Mientras alguien caía mortalmetne herido, el joven licenciado se había levantado del poyo de cemento. Caminó unos pasos. Encendió la pipa y se dirigió hacia la mesa de billar.
Jugaban el director de banca, el muchacho atractivo y la rubia. Ésta sabía manejar muy bien el taco pero los verdadros expertos eran los dos varones. El director de banca se esforzaba en ir siempre por delante en el tanteador. Procuraba quedar bien ante la presencia de la rubia que era, realmente, excitante. El muchacho atractivo tenía facciones hermosas y destellaba una gran personalidad. Se tomaba la partida con gran parsimonia. Convencido de sus indudables encantos varoniles se sabía vencedor, de antemano, a los ojos de la rubia. Por eso el director de banca sudaba en su esfuerzo por golpear a las bolas.
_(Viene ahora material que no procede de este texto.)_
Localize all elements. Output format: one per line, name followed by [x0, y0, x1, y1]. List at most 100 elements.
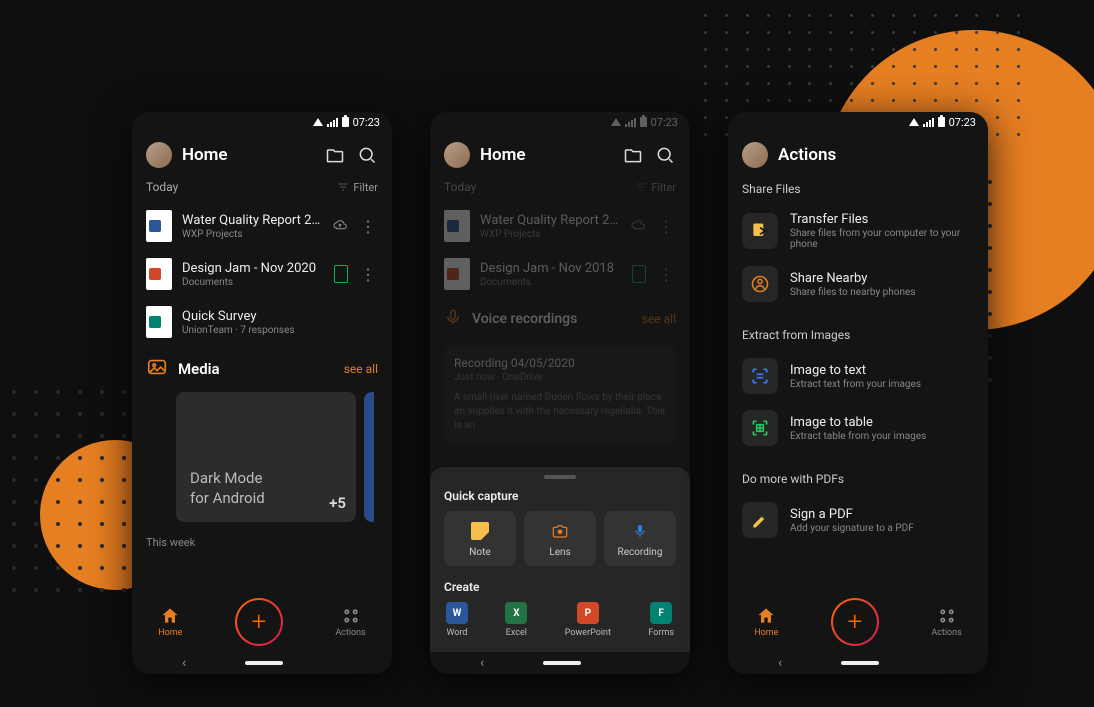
section-sharefiles: Share Files [728, 178, 988, 204]
create-forms[interactable]: FForms [648, 602, 674, 638]
back-icon[interactable]: ‹ [182, 655, 186, 671]
file-item[interactable]: Design Jam - Nov 2020 Documents ⋮ [132, 250, 392, 298]
powerpoint-icon: P [577, 602, 599, 624]
android-nav-bar: ‹ [430, 652, 690, 674]
fab-add[interactable]: + [235, 598, 283, 646]
android-nav-bar: ‹ [132, 652, 392, 674]
quick-recording[interactable]: Recording [604, 511, 676, 566]
section-thisweek: This week [132, 522, 392, 553]
filter-button[interactable]: Filter [635, 181, 676, 194]
nav-actions[interactable]: Actions [335, 606, 365, 638]
more-icon[interactable]: ⋮ [358, 217, 378, 236]
page-title: Home [480, 145, 612, 165]
nav-actions[interactable]: Actions [931, 606, 961, 638]
page-title: Actions [778, 145, 974, 165]
file-name: Design Jam - Nov 2020 [182, 261, 324, 276]
powerpoint-icon [444, 258, 470, 290]
file-name: Quick Survey [182, 309, 378, 324]
back-icon[interactable]: ‹ [778, 655, 782, 671]
mic-icon [444, 308, 462, 330]
file-item[interactable]: Water Quality Report 2019WXP Projects ⋮ [430, 202, 690, 250]
image-text-icon [742, 358, 778, 394]
create-label: Create [444, 580, 676, 594]
file-name: Water Quality Report 2021 [182, 213, 322, 228]
nav-home[interactable]: Home [158, 606, 182, 638]
transfer-icon [742, 213, 778, 249]
create-powerpoint[interactable]: PPowerPoint [565, 602, 611, 638]
action-image-to-table[interactable]: Image to tableExtract table from your im… [728, 402, 988, 454]
word-doc-icon [146, 210, 172, 242]
see-all-link[interactable]: see all [642, 312, 676, 326]
file-sub: Documents [182, 277, 324, 288]
page-title: Home [182, 145, 314, 165]
media-label: Media [178, 360, 334, 378]
section-pdf: Do more with PDFs [728, 468, 988, 494]
see-all-link[interactable]: see all [344, 362, 378, 376]
battery-icon [342, 117, 349, 127]
folder-icon[interactable] [324, 144, 346, 166]
signal-icon [327, 118, 338, 127]
bottom-sheet: Quick capture Note Lens Recording [430, 467, 690, 652]
home-pill[interactable] [543, 661, 581, 665]
file-item[interactable]: Water Quality Report 2021 WXP Projects ⋮ [132, 202, 392, 250]
avatar[interactable] [146, 142, 172, 168]
note-icon [471, 522, 489, 540]
create-word[interactable]: WWord [446, 602, 468, 638]
file-sub: WXP Projects [182, 229, 322, 240]
file-item[interactable]: Design Jam - Nov 2018Documents ⋮ [430, 250, 690, 298]
nav-home[interactable]: Home [754, 606, 778, 638]
more-icon[interactable]: ⋮ [358, 265, 378, 284]
excel-icon: X [505, 602, 527, 624]
mic-icon [630, 521, 650, 541]
quick-lens[interactable]: Lens [524, 511, 596, 566]
action-share-nearby[interactable]: Share NearbyShare files to nearby phones [728, 258, 988, 310]
create-excel[interactable]: XExcel [505, 602, 527, 638]
status-badge [334, 265, 348, 283]
search-icon[interactable] [356, 144, 378, 166]
home-pill[interactable] [245, 661, 283, 665]
section-today: Today [146, 180, 178, 194]
status-badge [632, 265, 646, 283]
avatar[interactable] [444, 142, 470, 168]
forms-icon: F [650, 602, 672, 624]
status-bar: 07:23 [132, 112, 392, 132]
phone-home: 07:23 Home Today Filter [132, 112, 392, 674]
avatar[interactable] [742, 142, 768, 168]
action-sign-pdf[interactable]: Sign a PDFAdd your signature to a PDF [728, 494, 988, 546]
lens-icon [550, 521, 570, 541]
word-icon: W [446, 602, 468, 624]
cloud-icon[interactable] [332, 216, 348, 236]
back-icon[interactable]: ‹ [480, 655, 484, 671]
action-image-to-text[interactable]: Image to textExtract text from your imag… [728, 350, 988, 402]
android-nav-bar: ‹ [728, 652, 988, 674]
media-icon [146, 356, 168, 382]
more-icon[interactable]: ⋮ [656, 217, 676, 236]
home-pill[interactable] [841, 661, 879, 665]
word-doc-icon [444, 210, 470, 242]
folder-icon[interactable] [622, 144, 644, 166]
quick-note[interactable]: Note [444, 511, 516, 566]
extra-count: +5 [329, 494, 346, 512]
forms-icon [146, 306, 172, 338]
phone-actions: 07:23 Actions Share Files Transfer Files… [728, 112, 988, 674]
powerpoint-icon [146, 258, 172, 290]
action-transfer-files[interactable]: Transfer FilesShare files from your comp… [728, 204, 988, 258]
more-icon[interactable]: ⋮ [656, 265, 676, 284]
filter-button[interactable]: Filter [337, 181, 378, 194]
image-table-icon [742, 410, 778, 446]
recording-card[interactable]: Recording 04/05/2020 Just now · OneDrive… [444, 346, 676, 443]
status-time: 07:23 [353, 116, 380, 129]
media-card[interactable]: Dark Modefor Android +5 [176, 392, 356, 522]
sheet-handle[interactable] [544, 475, 576, 479]
search-icon[interactable] [654, 144, 676, 166]
file-item[interactable]: Quick Survey UnionTeam · 7 responses [132, 298, 392, 346]
status-bar: 07:23 [728, 112, 988, 132]
cloud-icon[interactable] [630, 216, 646, 236]
quick-capture-label: Quick capture [444, 489, 676, 503]
media-card-peek[interactable] [364, 392, 374, 522]
status-bar: 07:23 [430, 112, 690, 132]
share-nearby-icon [742, 266, 778, 302]
sign-pdf-icon [742, 502, 778, 538]
fab-add[interactable]: + [831, 598, 879, 646]
wifi-icon [313, 118, 323, 126]
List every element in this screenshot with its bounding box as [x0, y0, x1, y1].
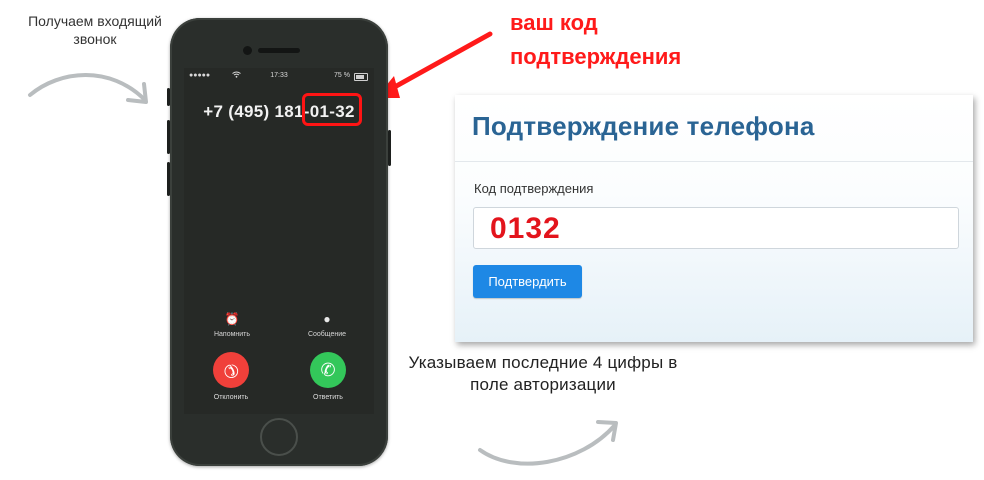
front-camera	[243, 46, 252, 55]
decline-label: Отклонить	[213, 394, 249, 401]
speech-bubble-icon: ●	[323, 312, 331, 326]
phone-icon: ✆	[320, 359, 336, 380]
battery-icon	[354, 73, 368, 81]
alarm-clock-icon: ⏰	[224, 312, 240, 326]
phone-confirmation-panel: Подтверждение телефона Код подтверждения…	[455, 95, 973, 342]
remind-label: Напомнить	[213, 331, 251, 338]
last-digits-highlight	[302, 93, 362, 126]
accept-label: Ответить	[313, 394, 343, 401]
caption-instruction: Указываем последние 4 цифры в поле автор…	[408, 353, 678, 394]
message-action[interactable]: ● Сообщение	[297, 312, 357, 338]
phone-hangup-icon: ✆	[218, 357, 244, 383]
confirmation-code-input[interactable]: 0132	[473, 207, 959, 249]
page-title: Подтверждение телефона	[472, 111, 815, 141]
home-button[interactable]	[260, 418, 298, 456]
accept-button[interactable]: ✆	[310, 352, 346, 388]
earpiece-speaker	[258, 48, 300, 53]
mute-switch	[167, 88, 170, 106]
volume-up-button	[167, 120, 170, 154]
message-label: Сообщение	[307, 331, 347, 338]
code-field-label: Код подтверждения	[474, 181, 594, 196]
divider	[455, 161, 973, 162]
remind-action[interactable]: ⏰ Напомнить	[202, 312, 262, 338]
phone-mockup: ●●●●● 17:33 75 % +7 (495) 181-01-32 ⏰ На…	[167, 18, 391, 466]
volume-down-button	[167, 162, 170, 196]
battery-percent: 75 %	[334, 72, 350, 79]
code-value: 0132	[490, 212, 561, 245]
decline-button[interactable]: ✆	[213, 352, 249, 388]
status-bar: ●●●●● 17:33 75 %	[184, 71, 374, 83]
power-button	[388, 130, 391, 166]
confirm-button[interactable]: Подтвердить	[473, 265, 582, 298]
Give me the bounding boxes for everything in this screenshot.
La rubia dominaba muy bien el taco pero estaba mucho más pendiente de los movimientos del muchacho atractivo que de llevar bien la cuenta de sus carambolas. Ambos, él y ella, formaban una perja física envidiable.
La chica gorda, espectadora de aquella batalla, seguía con gran interés el movimiento de los dedos del muchacho atractivo. Se había enamorado perdidamente de él y, aunque de naturaleza exageradamente extrovertida, lo era aún más cuando, en grupo, se encontraba su amado entre los demás.
A veces el muchacho atractivo encendía un cigarro y lo tomaba entre los dedos mientras jugaba. Su gran personalidad se acentuaba en estas ocasiones y entonces la chica gorda extrovertida lanzaba miradas de odio a la rubia que ésta le devolvía con la misma intensidad.
Al caer la noche los policías consiguieron terminar con la resistencia de los últimos manifestantes. El suelo de la plaza de la gran ciudad se encontraba repleto de piedras, botes de humo, panfletos y restos de pancartas. En una de ellas se veía el dibujo de un joven besando a una seta sostenida por su mano izquierda. En letras grandes se leía: “POR UN AMOR DE VERDAD”.
El sargento de policía lo tomó entre las manos y, descuartizándolo, arengó a sus subordinados.
– ¡¡Tenemos que destrozar esa seta antes de que se derrumbe la Patria!!.